In Good Company: Miguel Flores-Vianna
Tuesday, July 13th, 2010
With a strong sense of design, strengthened through the years of styling and producing interior stories for Elle Décor,
see his June 2010 cover story,
House Beautiful, World of Interiors and as former Editor-at-Large for Veranda magazine,
photographer
continues to lead the viewer into a world of selected and diverse stories through his photography.
Miguel’s shots are alive with grace and mystery, the natural colors flow.
The interiors read both unassuming and refined. His editorial eye for detail and stylistic vision makes him one of our design industry’s original edens.
After returning from a trip to Mani, reputedly Greece’s wildest West, sleeping with doors and windows open onto a fig orchard and the sea beyond, Miguel took time to answer the questions below.
Enjoy the Good Company of Miguel Flores-Vianna.
D: Best Lunch Spot?
MF-V: Last year I received an invitation to a birthday party in Sicily. The day before the big night my friends Lisa Fine and Nathan Turner and I were looking for a place for lunch. We came across a hole in the wall in Ortigia, the island part of the city of Siracusa. Lisa and Nathan are foodies, and although the place did not look so promising, we had to try it. The waiter suggested the house specialty: spaghetti with a sauce made of sardines and stale breadcrumbs. It was heaven, the best meal I have had in a few years.
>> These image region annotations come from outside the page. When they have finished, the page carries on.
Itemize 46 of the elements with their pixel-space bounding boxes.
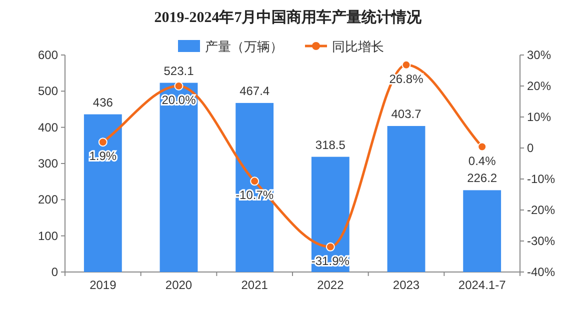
bar (160, 82, 198, 272)
y2-tick-label: -30% (527, 234, 556, 248)
x-tick-label: 2020 (165, 278, 192, 292)
data-label: 467.4 (240, 84, 270, 98)
y-tick-label: 600 (38, 48, 58, 62)
data-label: 1.9% (89, 149, 117, 164)
x-tick-label: 2021 (241, 278, 268, 292)
y2-tick-label: -10% (527, 172, 556, 186)
y-tick-label: 200 (38, 192, 58, 207)
y-tick-label: 300 (38, 156, 58, 170)
point (250, 176, 260, 186)
y2-tick-label: -20% (527, 203, 556, 217)
point (98, 138, 108, 147)
point (402, 60, 411, 70)
point (326, 242, 335, 252)
data-label: 436 (92, 95, 114, 110)
legend-label: 同比增长 (332, 39, 384, 54)
data-label: -31.9% (311, 254, 350, 268)
data-label: 20.0% (162, 93, 196, 107)
point (478, 142, 487, 152)
y-tick-label: 500 (38, 84, 58, 98)
data-label: 403.7 (391, 106, 422, 121)
x-tick-label: 2022 (317, 278, 344, 292)
legend-label: 产量（万辆） (205, 39, 283, 54)
chart-title: 2019-2024年7月中国商用车产量统计情况 (154, 8, 423, 26)
bar (84, 114, 122, 272)
bar (236, 102, 274, 272)
data-label: 318.5 (315, 138, 346, 152)
y2-tick-label: 30% (527, 48, 552, 62)
y-tick-label: 0 (51, 265, 58, 279)
bar (311, 156, 350, 272)
data-label: 523.1 (164, 64, 194, 78)
x-tick-label: 2023 (392, 278, 420, 292)
data-label: 0.4% (468, 154, 496, 168)
x-tick-label: 2024.1-7 (458, 278, 506, 292)
data-label: 226.2 (467, 171, 498, 186)
bar (387, 126, 426, 272)
y-tick-label: 400 (38, 120, 58, 134)
y2-tick-label: 20% (527, 79, 552, 93)
bar (463, 190, 502, 272)
y2-tick-label: -40% (527, 265, 556, 279)
y2-tick-label: 10% (527, 110, 552, 124)
x-tick-label: 2019 (90, 278, 117, 292)
point (174, 82, 184, 90)
y-tick-label: 100 (38, 228, 58, 243)
y2-tick-label: 0 (527, 141, 534, 155)
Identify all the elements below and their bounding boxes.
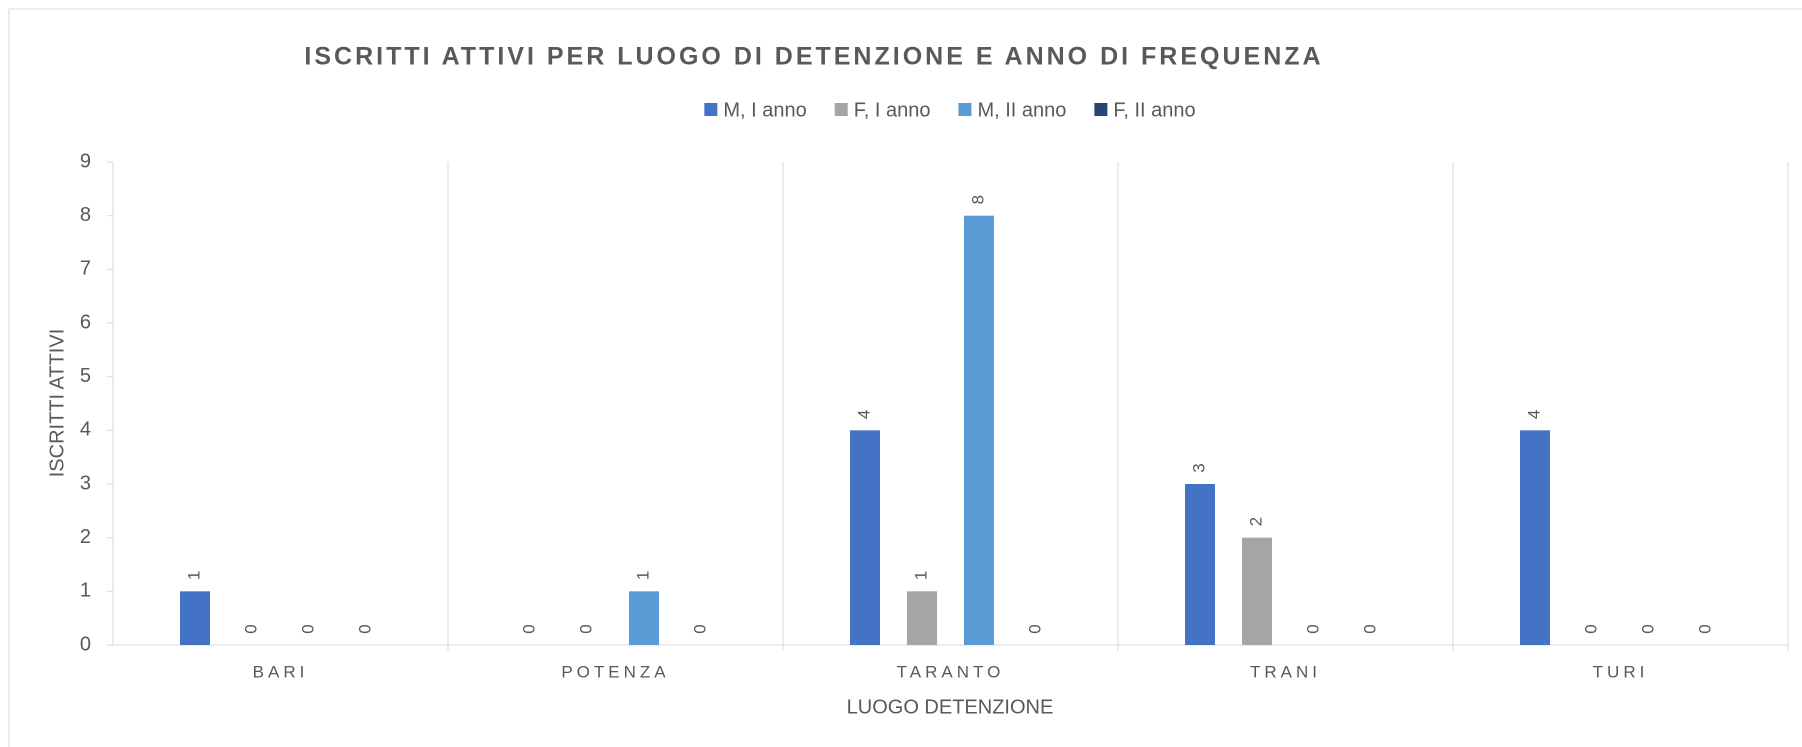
data-label: 0 bbox=[1025, 624, 1044, 633]
bar bbox=[1520, 430, 1550, 645]
x-tick-label: TRANI bbox=[1250, 662, 1321, 681]
data-label: 0 bbox=[519, 624, 538, 633]
x-tick-label: TARANTO bbox=[897, 662, 1005, 681]
legend-swatch bbox=[704, 103, 718, 116]
data-label: 4 bbox=[854, 410, 873, 419]
y-tick-label: 8 bbox=[80, 204, 91, 226]
bar bbox=[1185, 484, 1215, 645]
legend-swatch bbox=[834, 103, 848, 116]
data-label: 0 bbox=[298, 624, 317, 633]
y-tick-label: 5 bbox=[80, 365, 91, 387]
y-tick-label: 6 bbox=[80, 311, 91, 333]
y-tick-label: 7 bbox=[80, 258, 91, 280]
y-tick-label: 1 bbox=[80, 580, 91, 602]
data-label: 0 bbox=[690, 624, 709, 633]
data-label: 3 bbox=[1189, 463, 1208, 472]
data-label: 0 bbox=[1303, 624, 1322, 633]
data-label: 1 bbox=[911, 571, 930, 580]
bar bbox=[629, 591, 659, 645]
data-label: 0 bbox=[355, 624, 374, 633]
data-label: 4 bbox=[1524, 410, 1543, 419]
data-label: 1 bbox=[184, 571, 203, 580]
x-axis-title: LUOGO DETENZIONE bbox=[847, 696, 1054, 718]
x-tick-label: BARI bbox=[253, 662, 309, 681]
data-label: 0 bbox=[1695, 624, 1714, 633]
data-label: 0 bbox=[576, 624, 595, 633]
data-label: 0 bbox=[1360, 624, 1379, 633]
chart-frame bbox=[8, 8, 1802, 747]
bar bbox=[180, 591, 210, 645]
data-label: 0 bbox=[1638, 624, 1657, 633]
legend-label: F, I anno bbox=[854, 99, 931, 121]
y-tick-label: 3 bbox=[80, 472, 91, 494]
data-label: 0 bbox=[241, 624, 260, 633]
y-tick-label: 0 bbox=[80, 633, 91, 655]
y-tick-label: 9 bbox=[80, 150, 91, 172]
legend-label: M, II anno bbox=[977, 99, 1066, 121]
data-label: 0 bbox=[1581, 624, 1600, 633]
legend-swatch bbox=[1094, 103, 1108, 116]
chart-title: ISCRITTI ATTIVI PER LUOGO DI DETENZIONE … bbox=[304, 43, 1323, 71]
y-axis-title: ISCRITTI ATTIVI bbox=[46, 329, 68, 478]
bar bbox=[964, 215, 994, 645]
bar bbox=[1242, 537, 1272, 645]
legend-swatch bbox=[958, 103, 972, 116]
y-tick-label: 2 bbox=[80, 526, 91, 548]
bar bbox=[850, 430, 880, 645]
x-tick-label: TURI bbox=[1593, 662, 1649, 681]
data-label: 2 bbox=[1246, 517, 1265, 526]
data-label: 1 bbox=[633, 571, 652, 580]
legend-label: F, II anno bbox=[1113, 99, 1195, 121]
data-label: 8 bbox=[968, 195, 987, 204]
x-tick-label: POTENZA bbox=[561, 662, 669, 681]
legend-label: M, I anno bbox=[723, 99, 806, 121]
y-tick-label: 4 bbox=[80, 419, 91, 441]
bar bbox=[907, 591, 937, 645]
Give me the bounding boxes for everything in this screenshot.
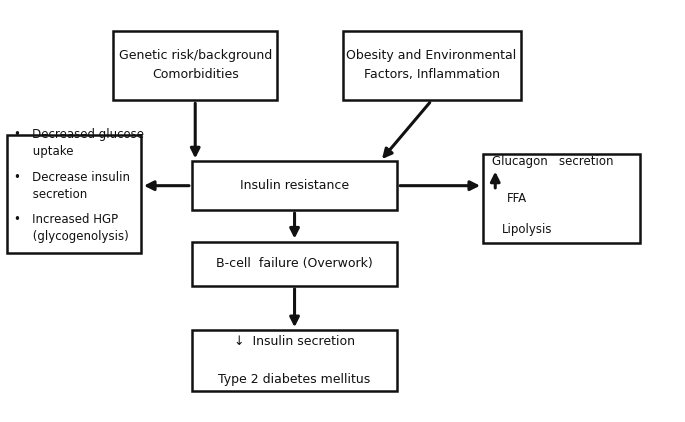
Text: Genetic risk/background
Comorbidities: Genetic risk/background Comorbidities bbox=[119, 49, 272, 81]
Text: •   Increased HGP
     (glycogenolysis): • Increased HGP (glycogenolysis) bbox=[14, 213, 129, 243]
Text: Obesity and Environmental
Factors, Inflammation: Obesity and Environmental Factors, Infla… bbox=[347, 49, 516, 81]
Bar bbox=[7, 135, 141, 253]
Text: Lipolysis: Lipolysis bbox=[501, 224, 552, 236]
Text: Glucagon   secretion: Glucagon secretion bbox=[492, 155, 613, 168]
Text: •   Decreased glucose
     uptake: • Decreased glucose uptake bbox=[14, 128, 144, 159]
Bar bbox=[483, 154, 640, 243]
Bar bbox=[192, 241, 397, 286]
Text: Insulin resistance: Insulin resistance bbox=[240, 179, 349, 192]
Bar bbox=[342, 31, 521, 100]
Text: B-cell  failure (Overwork): B-cell failure (Overwork) bbox=[216, 257, 373, 270]
Bar bbox=[192, 161, 397, 210]
Bar bbox=[113, 31, 277, 100]
Text: ↓  Insulin secretion

Type 2 diabetes mellitus: ↓ Insulin secretion Type 2 diabetes mell… bbox=[219, 335, 371, 386]
Text: •   Decrease insulin
     secretion: • Decrease insulin secretion bbox=[14, 170, 129, 201]
Bar bbox=[192, 330, 397, 392]
Text: FFA: FFA bbox=[507, 192, 527, 205]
My friends set aside whatever they had ordered and we all ate from my plate and ordered more of the same. Lisa, who travels the world with a Ziploc full of crushed chili peppers in her handbag, sprinkled a few on the portions as they kept on coming. Perfection. I cannot remember the restaurant’s name, I do not even think it had one, but to anyone interested: it is on a small piazza just off the end of a street called Castello Manicace, on the island of Ortigia, Siracusa, Sicily.
D: Best Working Tools?
MF-V: The eyes.
D: Favorite Museum?
MF-V: It has to be the Prado in Madrid. There is nothing mediocre there. All those Velázquez’s and Goyas!
D: Favorite Color Combination?
MF-V: I like all colors and most color combinations, so in my case I would say that rather than a favorite color combination I have a combination “du jour”. My combination du jour is the one of a ceramic I bought a few weeks ago at Peter Dunham’s shop in LA. It is a 19th Century Syrian plate the colour of tea with milk, decorated with light sky blue colored flowers.
D: Something you would like others to know about you.
MF-V: A Swedish friend of mine taught me how to decapitate the top of soft-boiled eggs (I love to eat them late at night) with the swing of a knife, he says this is the way people opened them in the 18th Century. Inspired by a Russian custom I sweeten my tea with fruit preserves. I love Russian and I love the 18th Century.
D: Who or what are your current design icons?
MF-V: I do not have icons. Having said that, I must add that painters have created some of the best interiors I have seen. Artists have the ability to edit, to build up drama with a single word or just one stroke of a brush, which is the genius gene in them. Some painters have been able to use that talent when putting rooms together, and, in my opinion, the rooms created by people like Cy Twombly or Balthus are unsurpassed in the history of 20th Century interiors. Of course, there are some decorators who have that touch of poetry that, in my eyes, elevate their work. I love the work of the Spanish decorator Jaime Parlade, of Francois Joseph Graff in Paris and, although I have not been there in years, I still remember how in a trance I would feel every time I visited the house that Stephen Sills and James Huniford created for themselves in Bedford. Like Marian McEvoy, I think that if a room has no poetry, if it is devoid of that “artist” touch, it is a room full of stuff. I am not terribly interested in “stuff”.
D: What is your idea of a perfect weekend?
MF-V: The people I love, my dogs, a great book, food, wine, and an exotic adventure here and there.
D: What makes you belly laugh?
MF-V: I am an only child, but I have great cousins. When all of us get together, I usually end up laughing on the floor.
D: Current obsessions?
MF-V: Antique Mediterranean ceramics and tiles have been an obsession for a while. I am particularly interested in the history, the cultures and the characters of the Levant. I try to get there as often as I can. The life and letters of the writer Patrick Leigh Fermor fascinate me and since I saw an antler that once belonged to Elizabeth of Bohemia, also known as the Winter Queen; I have been a bit obsessed by her.
D: Favorite Charity?
MF-V: SOS Elephants Chad. It is a small organization helping elephants in that small central African republic.